Concert anniversaire
La nuit avait été courte. Nous étions chez un ami d'Alban Berg qui est l'assistant du chef du
Deutsche Oper. Dans son petit appartement de
Prenzlauer Berg, le quartier de Berlin-Est désormais occupé par les Bobo berlinois, il a une pièce entière dédiée à la musique avec un vieux piano Bechstein, des tonnes de partitions et de CD. Un moment vraiment agréable à l'écouter nous rejouer au piano quelques passages de la
Fanciulla del West, à entendre des extraits du
Winterreise et à piccoler du cognac. Vers 3 heures, notre hôte nous rappelle qu'en raison du changement d'horaire, il est déjà quatre heures et nous filons nous reposer avant d'assister à l'objet principal de notre séjour à Berlin.
Le lendemain, un peu avant onze heures, nous nous installons dans la salle de la Philharmonie juste derrière les choeurs, au centre, face au podium du chef. Pierre Boulez entre en scène.
La grande marche funèbre initiale démarre. Il est assez fascinant de voir chaque mouvement du chef répercuté avec précision dans la masse orchestrale. Il en ressort une impression de très grande clarté. La comparaison avec la Neuvième Symphonie jouée la veille est frappante. Barenboim avait dirigé avec une précision incroyable le Chicago Symphony Orchestra d'une technicité sans faille. Il en résultait une interprétation glaciale et sans âme. Boulez, à l'opposé de son habituelle image de froideur, nous donne avec la
Staatskapelle une vision construite et chaleureuse de l'oeuvre. Le deuxième mouvement, facilement ennuyeux est passionnant de bout en bout. Les deux solistes Petra Lang et Diana Damrau sont absolument parfaites.
Mais le plus époustouflant est le dernier mouvement. Pierre Boulez l'aborde avec une grande lenteur et une majesté très grave. Le résultat est particulièrement convaincant. Je sors du concert totalement bouleversé, dans un état encore plus pitoyable que pour la
Huitième, deux jours auparavant. Le public berlinois fait une véritable ovation chaleureuse à l'orchestre et au chef, au lendemain de ses 80 ans.
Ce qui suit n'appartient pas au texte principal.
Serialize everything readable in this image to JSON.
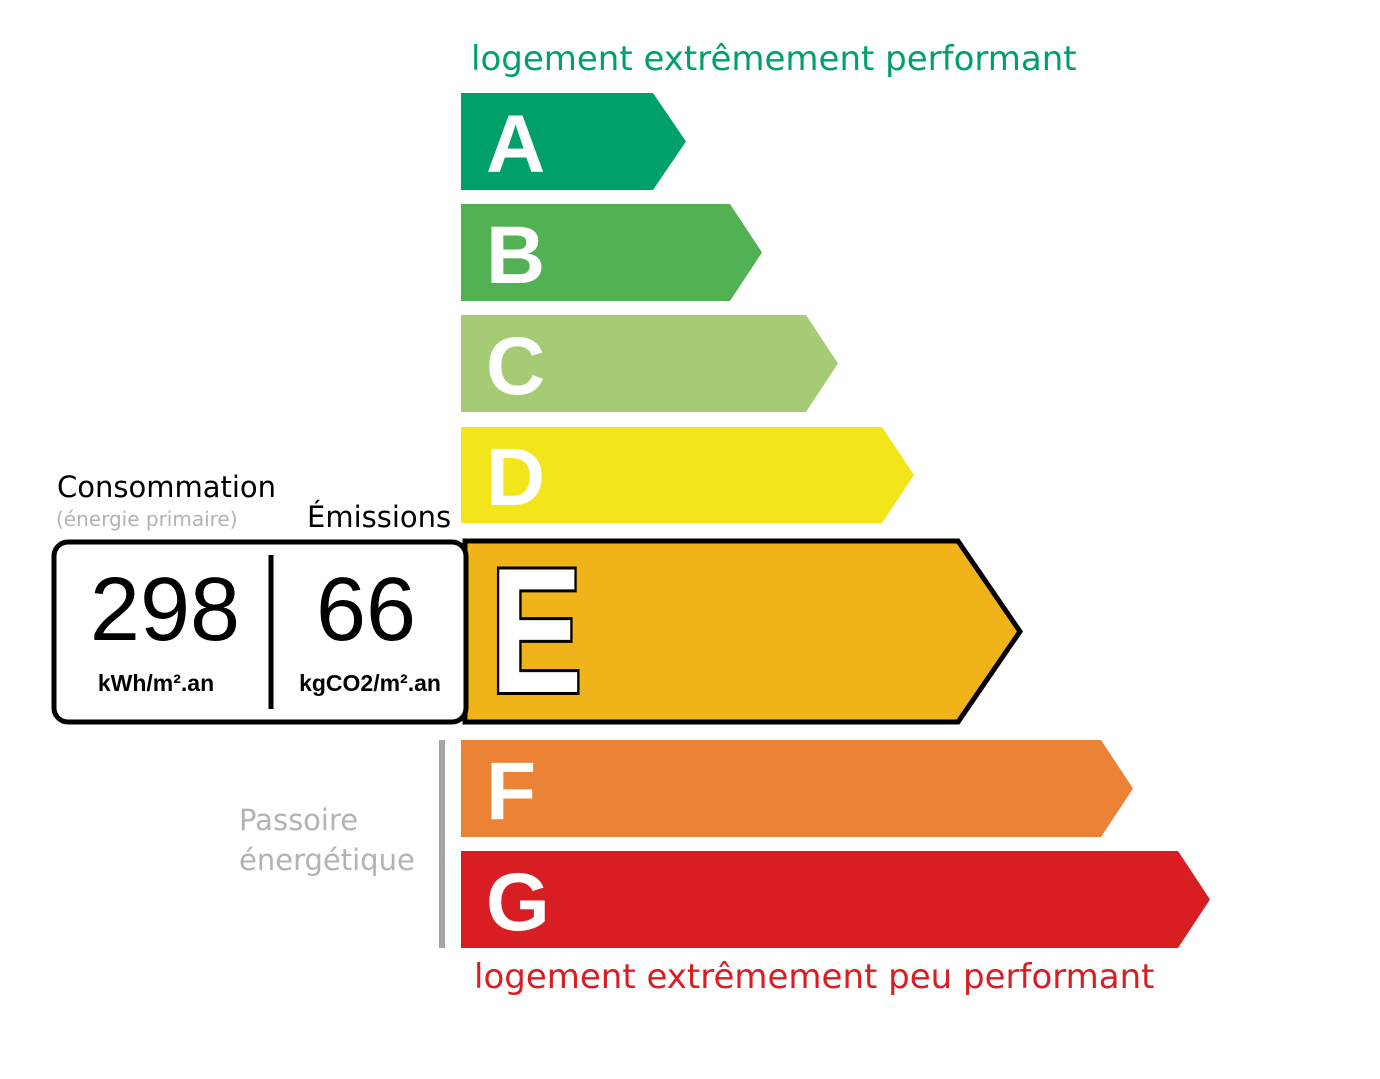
{
  "top_label": "logement extrêmement performant",
  "bottom_label": "logement extrêmement peu performant",
  "consumption": {
    "title": "Consommation",
    "subtitle": "(énergie primaire)",
    "value": "298",
    "unit": "kWh/m².an"
  },
  "emissions": {
    "title": "Émissions",
    "value": "66",
    "unit": "kgCO2/m².an"
  },
  "passoire_label": [
    "Passoire",
    "énergétique"
  ],
  "current_class": "E",
  "classes": [
    {
      "letter": "A",
      "color": "#00a06b"
    },
    {
      "letter": "B",
      "color": "#52b153"
    },
    {
      "letter": "C",
      "color": "#a5cc74"
    },
    {
      "letter": "D",
      "color": "#f2e61b"
    },
    {
      "letter": "E",
      "color": "#f0b41a"
    },
    {
      "letter": "F",
      "color": "#eb8235"
    },
    {
      "letter": "G",
      "color": "#d81e22"
    }
  ],
  "colors": {
    "top_label": "#00a06b",
    "bottom_label": "#d81e22",
    "muted": "#b3b3b3"
  }
}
Nous passons dans les coulisses juste pour apercevoir l'homme du jour félicité par une foule compacte. Pourtant il est rapidement rappelé sur scène. Il y a eu un problème lors du concert : la fanfare de six cors qui joue en coulisse a totalement raté son passage et il a été décidé de le réenregistrer pour que la diffusion prévue le soir même sur arte soit meilleure. Tout l'orchestre est revenu sur scène dans la salle vide pour reprendre le passage délicat. Nous restons dans les coulisses juste devant les cornistes qui fixent un écran de télévision où ils peuvent voir et entendre les indications du chef. Nouvelle tentative ratée en raison de nouvelles fausses notes. Daniel Barenboim débarque. Il se met devant les cornistes et relaie pour eux les mouvements de Boulez. Cette fois-ci tout est en boîte. Je pense avec émotion à un concert donné également à Berlin, voilà cent ans, en 1905. Un jeune homme, chargé de diriger la fanfare dans les coulisses avait été chaleureusement félicité par Gustav Mahler. Il s'appelait Otto Klemperer. Soixante deux ans plus tard, le même Klemperer enregistera pour EMI les cinq concertos pour piano de Beethoven avec au piano un jeune pianiste nommé... Daniel Barenboim.